Brine shrimp toxicity assay

Three extracts, F. ambigua (U 1903), Tolypothrix sp. (C 2147), and Lyngbya aestuarii (Mert.) Liebmann (U 2515), displayed significant activity at 100 μg/mL. The toxicity of these extracts was greater than 90% mortality at 100 μg/mL. All other extracts displayed mortality rates less than or equal to 10% at this dose.

Discussion

Our data revealed that several cyanobacterial extracts possess significant levels of activity in two of the three proteases evaluated, SARS-CoV 3CLpro and the 20S proteasome. It should be noted that both 3CLpro and the targeted proteolytic activity of the 20S proteasome are chymotrypsin-like, whereas the PLpro enzyme is a papain-like protease. For these designations, chymotrypsin-like and papain-like, the model proteases are a digestive protease in animals (chymotrypsin) and a plant protease isolated from the papaya fruit (papain). The chymotrypsin-like activity is not limited to digestion in higher animals but, has been reported in arthropods, e.g., Daphnia magna, which often graze on cyanobacteria (Citationvon Elert et al., 2004). Based on this information, one could speculate that the disparity of activity between the chymotrypsin-like and papain-like proteases could be due to an adaptation of cyanobacteria to grazing. However, further research is needed to substantiate this theory.

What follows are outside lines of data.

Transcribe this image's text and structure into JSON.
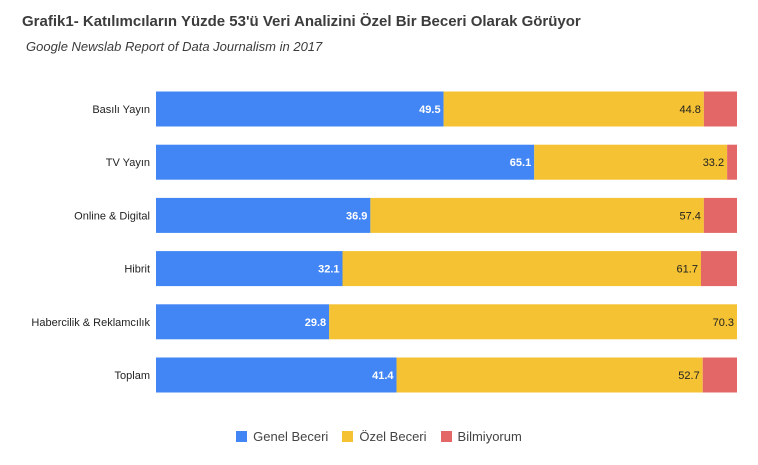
{
  "title": "Grafik1- Katılımcıların Yüzde 53'ü Veri Analizini Özel Bir Beceri Olarak Görüyor",
  "subtitle": "Google Newslab Report of Data Journalism in 2017",
  "chart_data": {
    "type": "bar",
    "orientation": "horizontal",
    "stacked": "percent",
    "categories": [
      "Basılı Yayın",
      "TV Yayın",
      "Online & Digital",
      "Hibrit",
      "Habercilik & Reklamcılık",
      "Toplam"
    ],
    "series": [
      {
        "name": "Genel Beceri",
        "color": "#4285f4",
        "label_color": "#ffffff",
        "values": [
          49.5,
          65.1,
          36.9,
          32.1,
          29.8,
          41.4
        ]
      },
      {
        "name": "Özel Beceri",
        "color": "#f4c232",
        "label_color": "#222222",
        "values": [
          44.8,
          33.2,
          57.4,
          61.7,
          70.3,
          52.7
        ]
      },
      {
        "name": "Bilmiyorum",
        "color": "#e46767",
        "values": [
          5.7,
          1.7,
          5.7,
          6.2,
          0,
          5.9
        ]
      }
    ],
    "xlim": [
      0,
      100
    ],
    "legend_position": "bottom",
    "grid": false
  }
}
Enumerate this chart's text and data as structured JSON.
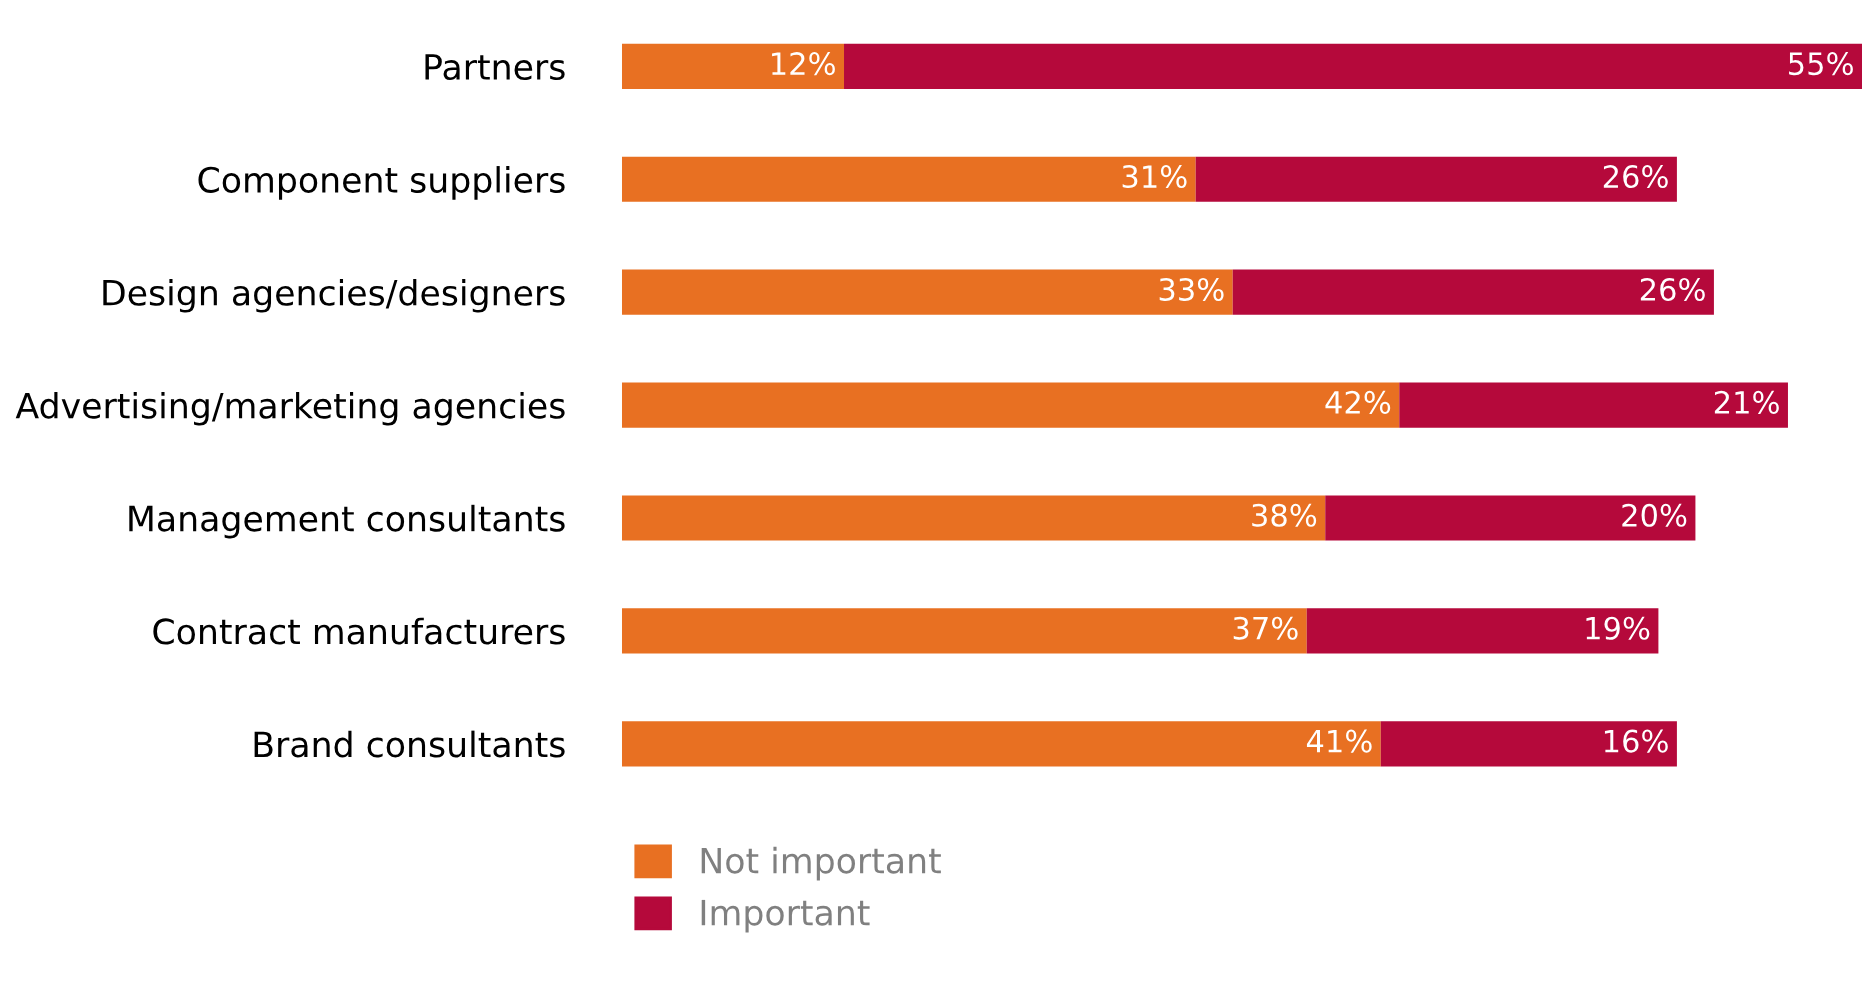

Analysis of the antibacterial results showed a correlation of very strong antianthrax activity and antimycobacterial activity. These results would support the idea that M. tuberculosis is more resistant to the antibacterial effects of the extracts than B. anthracis. This idea is also supported by the fact that M. tuberculosis is naturally resistant to many antibiotics due to the presence of several drug efflux systems, a highly hydrophobic cell envelope, and various drug modifying enzymes (CitationCole et al., 1998). In the case of either target, significant activity was found among the extracts evaluated. Further chemical analysis of the extract from F. ambigua (U 1903) has lead to the isolation of several antibacterial ambiguine isonitriles. Details of the isolation and characterization of these compounds will be presented in a subsequent publication.

Three extracts displayed significant activity in the brine shrimp toxicity assay, with only one extract, Lyngbya aestuarii (U 2515), not displaying activity against any other targets evaluated. In addition, this was the only extract from marine cyanobacteria to display significant activity in any of our assay systems.

In total, extracts of 12 different strains possessed significant levels of activity in one or more targets. When the data were grouped by taxonomic order, the highest density of significant active extracts was found among the orders Nostocales and Stigonematales (9 out of 12). These orders, combined, constitute all of the heterocyst-forming cyanobacteria. This cohort was the only group to have representative extracts, which showed significant activity in both the antimicrobial and SARS protease bioassays. Whereas extracts displaying activity in the 20S proteasome and brine shrimp assay were not limited to the cohort of heterocystic cyanobacteria. Further analysis of the data, when organized by growth medium, showed the cyanobacteria cultivated in freshwater conditions exhibited the most significant activity (11 out of 12). These results further support the use of cyanobacteria, in particular freshwater, heterocystic strains, in drug discovery efforts for antiviral, anticancer, and antibiotic lead compounds.

Acknowledgements

We thank Kiira Ratia, Dr. Valerie Grum-Tokars, Molly Bishop, and Sara Forrester of the Center for Pharmaceutical Biotechnology (Department of Medicinal Chemistry and Pharmacognosy, UIC College of Pharmacy) for performing the PLpro (K.R.), 3CLpro (V.G-T.), and B. anthracis assays (M.B. and S.R.). We also thank Baojie Wan of the Institute for Tuberculosis Research (UIC College of Pharmacy) for performing the TB assays.

This work was supported by NIH Grant 1 R01 GM075856 and the University of Illinois at Chicago Spring 2006 Provost Award to G.C.

Declaration of interest: The authors report no conflicts of interest. The authors alone are responsible for the content and writing of the paper.